Jet Set Billy is not a new homebrew game - it's a game from 1984 for the Colour Genie (an "also ran" computer from the Eighties). In it, you play Billy to the strains of "If I Were A Rich Man", and you traverse a number of screens collecting moneybags and avoiding the roaming devils with pitchforks. Quite remarkably, it all fits inside 16K.
There are a number of reasons why I'm giving it a quick once-over this issue. The first is that the Genie's games range from the lamentable to the dross, and it's one of only a few Colour Genie games that is in fact playable. The second is that Colour Genie emulation has been lost to the last generation of Windows users because the only available emulators for this system only ran on the 486 PCs. But that has all changed now with the release of Atilia Grosz's Genieous emulator. The third is that I have been wanting, for a while, to at least give the Colour Genie a bit of column space because, over the past four years, I've been hard at work buying up any Genie cassettes and magazines which have found their way onto eBay. The result is that quite a sizeable collection of exclusive Colour Genie games are available, completely for free, over at Everygamegoing.com.
Jet Set Billy however is not a game that I have managed to locate in the "flesh". In fact, I found a ".CAS" file of this British game hiding in a somewhat obscure German database of retro software almost by chance. And what's more - although you might think, given the obvious similarity to Jet Set Willy, that there would be little difference between the two, the games are in fact very dissimilar. If anything, Jet Set Billy seems to have more in common with the original Manic Miner as the game is a purely linear one. You'll only escape room one by collecting all the moneybags to proceed to room two, and so on.
Anyway, I originally picked up Jet Set Billy with a view to fully reviewing it this issue only to find that no instructions for it have survived. As we've experienced before in this column, if a game has no instructions it can lead to certain of its inclusions being completely overlooked. And, in the case of Jet Set Billy, there is an inclusion which seems such a game-changer that hardened Jet Set Willy players might consider firing up Genieous and having a play on this 30-odd year old game simply because it offers something so radically different.
And what is this inclusion?

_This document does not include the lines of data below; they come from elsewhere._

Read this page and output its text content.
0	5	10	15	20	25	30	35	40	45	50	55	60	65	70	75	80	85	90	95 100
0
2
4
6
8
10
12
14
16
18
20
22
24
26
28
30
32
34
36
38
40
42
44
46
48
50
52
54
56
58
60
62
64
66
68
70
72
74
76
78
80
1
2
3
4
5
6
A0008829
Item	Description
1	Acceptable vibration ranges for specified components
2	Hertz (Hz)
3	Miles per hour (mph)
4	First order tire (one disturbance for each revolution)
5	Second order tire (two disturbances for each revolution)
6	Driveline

Well, Billy can actually fire arrows at the patrolling baddies...! Which, if you're used to the pixel perfect positioning and jumping of Willy in the Jet Set Willy games, is extremely surprising. But, alas, although Billy can fire arrows, I'm not exactly sure how. Because no instructions have survived, and because so far the furthest I can reach is screen two, I don't know if he needs to collect a bow first to fire them, or whether I just haven't located the game control key that would loose one off.
So it's here, Retro Round Up readers, that I'm actually asking for your help. Does anyone remember this game? Does anyone have instructions for it? Is its author, R. Hamilton, reading this? Or can anyone reading this get further than I can and shed any further light on the mystery? As you can see from the screenshots, Billy has four arrows from the moment he plunges down the well in his garden and starts the game. Can anyone somehow get him to fire one of those arrows and let me know how to do it?